Cork University Hospital Apologise for Death of Michael Apology from HSE

Cork University Hospital and the HSE have apologised unreservedly following the tragic death of Michael Feeney. He was a part-time farmer who worked with Teagasc.  Mr. Feeny suffered an injury while tree felling resulting in a fractured hip. He was admitted to CUH at 10pm on April 9th, 2017. After admittance he was kept overnight in a wheelchair and following this, in the morning was moved toCork University Hospital a trolley. The doctors reviewed his case and they decided he needed surgery but because of time constraints, he would have to wait till Monday.  He received a bed at 7pm on April 11th nearly two full days after admission. He later developed a blood clot and died following a cardiac arrest at 5pm on April 12th.

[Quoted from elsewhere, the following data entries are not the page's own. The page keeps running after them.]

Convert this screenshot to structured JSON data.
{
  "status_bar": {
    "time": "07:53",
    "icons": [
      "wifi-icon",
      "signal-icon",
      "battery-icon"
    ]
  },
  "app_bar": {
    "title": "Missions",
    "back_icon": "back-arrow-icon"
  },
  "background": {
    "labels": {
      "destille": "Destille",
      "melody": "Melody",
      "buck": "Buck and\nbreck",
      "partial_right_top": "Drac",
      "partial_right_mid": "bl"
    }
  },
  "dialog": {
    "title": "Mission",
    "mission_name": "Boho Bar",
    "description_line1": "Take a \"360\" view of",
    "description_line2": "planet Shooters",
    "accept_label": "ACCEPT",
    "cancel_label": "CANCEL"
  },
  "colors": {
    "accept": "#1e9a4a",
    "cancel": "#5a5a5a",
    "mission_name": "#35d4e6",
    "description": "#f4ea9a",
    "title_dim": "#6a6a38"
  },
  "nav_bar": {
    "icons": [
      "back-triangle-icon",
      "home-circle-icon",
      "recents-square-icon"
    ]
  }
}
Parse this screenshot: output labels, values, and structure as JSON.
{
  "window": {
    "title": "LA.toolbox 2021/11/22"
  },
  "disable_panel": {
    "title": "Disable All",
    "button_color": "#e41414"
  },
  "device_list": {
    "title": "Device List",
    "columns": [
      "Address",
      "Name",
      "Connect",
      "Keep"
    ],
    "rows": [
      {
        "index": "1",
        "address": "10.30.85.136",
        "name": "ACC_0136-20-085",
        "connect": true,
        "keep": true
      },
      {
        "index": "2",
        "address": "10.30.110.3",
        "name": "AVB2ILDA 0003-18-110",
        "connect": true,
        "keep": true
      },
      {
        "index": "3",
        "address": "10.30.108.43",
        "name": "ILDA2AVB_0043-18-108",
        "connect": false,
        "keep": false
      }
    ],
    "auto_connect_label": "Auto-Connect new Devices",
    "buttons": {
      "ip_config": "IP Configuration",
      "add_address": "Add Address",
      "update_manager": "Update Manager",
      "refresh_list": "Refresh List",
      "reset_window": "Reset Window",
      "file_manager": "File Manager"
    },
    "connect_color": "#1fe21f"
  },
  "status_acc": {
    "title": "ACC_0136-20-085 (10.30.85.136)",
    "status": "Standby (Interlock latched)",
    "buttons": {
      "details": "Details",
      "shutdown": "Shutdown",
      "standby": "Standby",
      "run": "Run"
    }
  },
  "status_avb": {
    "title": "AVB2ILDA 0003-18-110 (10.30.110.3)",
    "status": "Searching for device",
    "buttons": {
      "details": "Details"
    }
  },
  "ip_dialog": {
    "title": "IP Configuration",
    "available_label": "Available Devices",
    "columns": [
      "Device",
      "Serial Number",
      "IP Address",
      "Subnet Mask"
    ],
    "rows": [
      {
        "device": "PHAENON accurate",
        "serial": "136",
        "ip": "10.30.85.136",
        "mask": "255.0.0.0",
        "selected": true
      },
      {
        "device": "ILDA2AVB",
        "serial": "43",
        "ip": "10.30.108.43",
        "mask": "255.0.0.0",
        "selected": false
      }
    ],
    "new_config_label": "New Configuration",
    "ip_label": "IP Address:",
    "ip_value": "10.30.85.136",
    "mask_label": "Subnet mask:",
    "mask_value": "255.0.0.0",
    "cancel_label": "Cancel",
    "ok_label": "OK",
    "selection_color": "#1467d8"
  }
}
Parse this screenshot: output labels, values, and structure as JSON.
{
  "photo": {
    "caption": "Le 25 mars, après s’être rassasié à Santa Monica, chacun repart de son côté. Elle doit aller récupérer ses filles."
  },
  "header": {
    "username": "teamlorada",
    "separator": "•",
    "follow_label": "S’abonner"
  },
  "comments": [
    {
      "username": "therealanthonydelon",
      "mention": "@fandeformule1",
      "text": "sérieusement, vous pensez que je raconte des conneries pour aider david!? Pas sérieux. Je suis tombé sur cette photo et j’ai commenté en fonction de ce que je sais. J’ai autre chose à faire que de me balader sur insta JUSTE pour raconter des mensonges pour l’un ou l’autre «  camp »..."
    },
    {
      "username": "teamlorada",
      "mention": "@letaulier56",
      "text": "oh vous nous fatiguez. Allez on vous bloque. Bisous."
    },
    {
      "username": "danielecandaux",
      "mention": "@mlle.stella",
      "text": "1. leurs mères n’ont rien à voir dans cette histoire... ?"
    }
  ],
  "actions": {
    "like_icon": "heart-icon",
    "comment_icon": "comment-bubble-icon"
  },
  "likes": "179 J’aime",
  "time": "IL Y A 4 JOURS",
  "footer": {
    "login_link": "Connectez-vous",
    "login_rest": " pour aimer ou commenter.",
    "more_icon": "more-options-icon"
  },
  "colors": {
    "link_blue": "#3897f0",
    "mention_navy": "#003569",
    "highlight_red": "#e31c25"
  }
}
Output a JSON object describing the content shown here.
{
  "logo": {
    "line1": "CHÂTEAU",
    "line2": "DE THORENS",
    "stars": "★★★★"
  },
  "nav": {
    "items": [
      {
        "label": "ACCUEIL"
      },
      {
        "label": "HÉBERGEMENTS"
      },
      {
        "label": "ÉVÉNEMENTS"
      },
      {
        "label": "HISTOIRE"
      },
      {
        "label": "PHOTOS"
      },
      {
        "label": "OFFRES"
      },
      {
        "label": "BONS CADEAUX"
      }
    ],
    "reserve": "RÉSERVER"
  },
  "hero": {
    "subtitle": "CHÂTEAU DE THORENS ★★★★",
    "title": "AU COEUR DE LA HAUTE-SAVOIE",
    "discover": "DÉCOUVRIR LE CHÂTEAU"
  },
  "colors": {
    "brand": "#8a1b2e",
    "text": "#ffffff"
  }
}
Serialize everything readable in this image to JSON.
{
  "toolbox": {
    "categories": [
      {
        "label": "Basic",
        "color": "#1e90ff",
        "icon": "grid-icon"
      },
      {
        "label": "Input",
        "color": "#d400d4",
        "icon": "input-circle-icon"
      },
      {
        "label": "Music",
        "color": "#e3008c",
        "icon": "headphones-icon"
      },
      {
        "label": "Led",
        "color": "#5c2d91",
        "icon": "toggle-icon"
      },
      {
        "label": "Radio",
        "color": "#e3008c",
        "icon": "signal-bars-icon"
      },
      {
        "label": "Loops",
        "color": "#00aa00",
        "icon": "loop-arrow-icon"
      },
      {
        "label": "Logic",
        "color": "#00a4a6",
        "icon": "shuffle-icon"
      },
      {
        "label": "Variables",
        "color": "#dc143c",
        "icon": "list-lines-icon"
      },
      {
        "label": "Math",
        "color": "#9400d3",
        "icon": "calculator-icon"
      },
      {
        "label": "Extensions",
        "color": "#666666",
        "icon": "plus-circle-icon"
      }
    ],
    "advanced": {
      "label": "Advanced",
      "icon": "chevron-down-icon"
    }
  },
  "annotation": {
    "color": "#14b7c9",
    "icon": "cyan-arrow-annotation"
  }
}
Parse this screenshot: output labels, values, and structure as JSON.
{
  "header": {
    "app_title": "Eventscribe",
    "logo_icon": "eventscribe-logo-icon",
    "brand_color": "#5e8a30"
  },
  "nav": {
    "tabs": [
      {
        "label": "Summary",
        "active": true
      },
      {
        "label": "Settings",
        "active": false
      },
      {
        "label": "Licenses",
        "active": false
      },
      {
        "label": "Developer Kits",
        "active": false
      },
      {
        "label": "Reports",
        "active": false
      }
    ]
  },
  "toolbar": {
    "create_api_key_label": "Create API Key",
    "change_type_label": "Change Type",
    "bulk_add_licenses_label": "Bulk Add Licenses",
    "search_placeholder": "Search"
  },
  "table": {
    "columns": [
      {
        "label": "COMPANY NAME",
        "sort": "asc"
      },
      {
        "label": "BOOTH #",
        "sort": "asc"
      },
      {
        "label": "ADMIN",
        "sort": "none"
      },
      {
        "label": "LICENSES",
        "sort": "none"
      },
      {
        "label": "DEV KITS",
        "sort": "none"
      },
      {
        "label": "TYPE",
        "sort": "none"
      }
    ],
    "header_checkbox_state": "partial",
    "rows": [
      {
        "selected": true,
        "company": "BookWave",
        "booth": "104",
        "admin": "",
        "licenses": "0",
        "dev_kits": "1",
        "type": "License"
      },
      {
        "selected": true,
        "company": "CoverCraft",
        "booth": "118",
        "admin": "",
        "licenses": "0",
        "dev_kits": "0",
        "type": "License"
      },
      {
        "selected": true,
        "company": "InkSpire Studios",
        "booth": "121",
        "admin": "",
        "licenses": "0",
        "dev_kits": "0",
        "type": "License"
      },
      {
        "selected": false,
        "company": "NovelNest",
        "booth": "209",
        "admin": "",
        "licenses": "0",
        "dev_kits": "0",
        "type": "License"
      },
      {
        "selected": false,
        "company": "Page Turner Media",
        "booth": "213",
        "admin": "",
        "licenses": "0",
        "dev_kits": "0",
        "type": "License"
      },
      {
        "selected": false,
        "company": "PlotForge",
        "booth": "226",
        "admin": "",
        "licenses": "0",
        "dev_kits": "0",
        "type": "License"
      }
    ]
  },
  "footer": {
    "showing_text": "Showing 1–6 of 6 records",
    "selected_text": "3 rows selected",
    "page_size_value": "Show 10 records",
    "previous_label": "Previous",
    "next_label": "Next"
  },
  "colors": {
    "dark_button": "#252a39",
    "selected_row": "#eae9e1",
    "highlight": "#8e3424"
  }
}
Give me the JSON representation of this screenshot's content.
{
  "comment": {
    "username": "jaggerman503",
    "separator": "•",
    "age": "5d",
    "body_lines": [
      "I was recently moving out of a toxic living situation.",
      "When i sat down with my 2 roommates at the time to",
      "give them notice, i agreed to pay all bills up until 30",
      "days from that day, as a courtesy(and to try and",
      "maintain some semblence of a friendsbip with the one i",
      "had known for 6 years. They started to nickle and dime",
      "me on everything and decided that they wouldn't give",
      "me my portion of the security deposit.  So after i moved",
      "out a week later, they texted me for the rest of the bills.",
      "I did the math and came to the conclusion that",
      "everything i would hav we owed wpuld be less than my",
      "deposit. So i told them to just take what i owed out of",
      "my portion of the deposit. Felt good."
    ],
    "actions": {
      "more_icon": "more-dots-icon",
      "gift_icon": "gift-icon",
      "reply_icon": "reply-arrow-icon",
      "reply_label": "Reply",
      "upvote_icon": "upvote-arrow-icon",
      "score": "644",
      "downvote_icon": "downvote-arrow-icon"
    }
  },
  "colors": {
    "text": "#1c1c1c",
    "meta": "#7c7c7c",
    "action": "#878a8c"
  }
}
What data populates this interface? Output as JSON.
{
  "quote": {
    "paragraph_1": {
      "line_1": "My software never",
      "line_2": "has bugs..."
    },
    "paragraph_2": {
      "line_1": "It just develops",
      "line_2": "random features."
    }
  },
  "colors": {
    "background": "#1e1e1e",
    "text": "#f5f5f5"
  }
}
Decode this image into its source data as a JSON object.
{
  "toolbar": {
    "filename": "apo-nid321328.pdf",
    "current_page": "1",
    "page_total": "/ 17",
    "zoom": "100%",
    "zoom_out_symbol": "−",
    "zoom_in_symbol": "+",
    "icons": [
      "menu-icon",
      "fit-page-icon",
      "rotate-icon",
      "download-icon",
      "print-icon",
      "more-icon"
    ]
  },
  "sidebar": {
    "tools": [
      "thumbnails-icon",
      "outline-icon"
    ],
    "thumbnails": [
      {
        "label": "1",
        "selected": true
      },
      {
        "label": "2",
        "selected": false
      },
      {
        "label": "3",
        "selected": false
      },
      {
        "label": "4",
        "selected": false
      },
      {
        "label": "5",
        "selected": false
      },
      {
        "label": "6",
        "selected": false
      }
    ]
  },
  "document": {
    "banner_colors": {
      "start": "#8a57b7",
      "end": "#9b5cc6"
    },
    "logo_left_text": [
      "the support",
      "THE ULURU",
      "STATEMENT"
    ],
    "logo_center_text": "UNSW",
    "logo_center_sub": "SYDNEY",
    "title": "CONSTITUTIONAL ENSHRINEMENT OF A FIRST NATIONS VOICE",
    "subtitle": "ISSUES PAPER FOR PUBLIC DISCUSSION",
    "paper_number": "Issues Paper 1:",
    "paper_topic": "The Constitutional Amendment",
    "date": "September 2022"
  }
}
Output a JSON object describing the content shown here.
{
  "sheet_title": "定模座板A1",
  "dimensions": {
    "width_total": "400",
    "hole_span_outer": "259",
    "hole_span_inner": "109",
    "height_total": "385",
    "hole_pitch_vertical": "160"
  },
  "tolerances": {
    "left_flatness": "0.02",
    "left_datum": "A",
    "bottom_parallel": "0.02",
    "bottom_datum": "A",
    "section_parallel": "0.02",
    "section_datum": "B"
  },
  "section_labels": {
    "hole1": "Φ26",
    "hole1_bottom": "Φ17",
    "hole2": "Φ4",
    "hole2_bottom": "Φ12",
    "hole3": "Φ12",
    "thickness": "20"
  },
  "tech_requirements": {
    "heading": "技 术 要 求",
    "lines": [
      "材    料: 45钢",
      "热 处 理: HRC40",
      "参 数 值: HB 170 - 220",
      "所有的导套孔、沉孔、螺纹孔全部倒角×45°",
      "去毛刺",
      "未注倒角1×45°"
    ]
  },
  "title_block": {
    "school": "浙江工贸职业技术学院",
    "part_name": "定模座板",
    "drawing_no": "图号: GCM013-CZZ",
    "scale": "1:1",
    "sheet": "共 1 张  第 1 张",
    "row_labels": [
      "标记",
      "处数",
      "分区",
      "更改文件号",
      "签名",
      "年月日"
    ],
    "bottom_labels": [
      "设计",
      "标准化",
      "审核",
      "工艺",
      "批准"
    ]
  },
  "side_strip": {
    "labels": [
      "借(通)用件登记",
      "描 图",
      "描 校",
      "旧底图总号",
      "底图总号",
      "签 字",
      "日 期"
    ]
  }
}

Cork University Hospital subsequently admitted liability for negligently handling Mr.Feeneys injuries especially in the delay surrounding his surgery. The HSE made an unreserved apology as mentioned above and they carried out a “systems analysis“. They did this in subsequent to a settlement for €95,000. His brother John said  “The family are deeply saddened by what happened in hospital and we are so glad to have an apology. We hope that such a tragedy will never happen again.”

Cork University Hospital: Admitting Liability

It is clear from Mr.Feeney’s case that an apology is very beneficial in providing relief to a family under unimaginable stress. Unfortunately for most people, the HSE has been reluctant to apologise or admit fault even in clear-cut cases. It is something that can be seen often, the HSE refuses to acknowledge blame and the words “I am sorry” stick in their throats. They have received numerous criticisms in high profile Obstetric Injury cases by the Judiciary. In many of these cases, liability was clear-cut as in the Feeney case, however, the HSE still delayed. It is difficult enough to deal with the stress of bringing a legal claim, even more so in cases where parents are caring for a child with additional needs. This tactic is clearly only to deter parents from bringing legal actions.  It causes distress to victims and their families a point made frequently by Judges.

Apologies and the Law

A new Voluntary Open Disclosure Scheme has been enacted by the Government. Doctors can now make apologies under the legislation which cannot be taken as an admission of liability. Further to this, disclosures of accidents are not taken as admissions of fault. This could be regarded as aCork University Hospital positive step if not for their policy of fighting every case to the last. The idea behind the legislation would seem to be to allow the HSE to appear less heartless. The issue, therefore, is that there is no incentive for them to apologise or disclose. They do not have the form in these cases for the new law to be encouraging. Recent revelations in relation to cervical smear tests have only confirmed these suspicions.

Numerous commentators have recommended that disclosures of accidents should be mandatory and admissible. Given the recent smear test scandal mentioned above, this seems like the only reasonable option.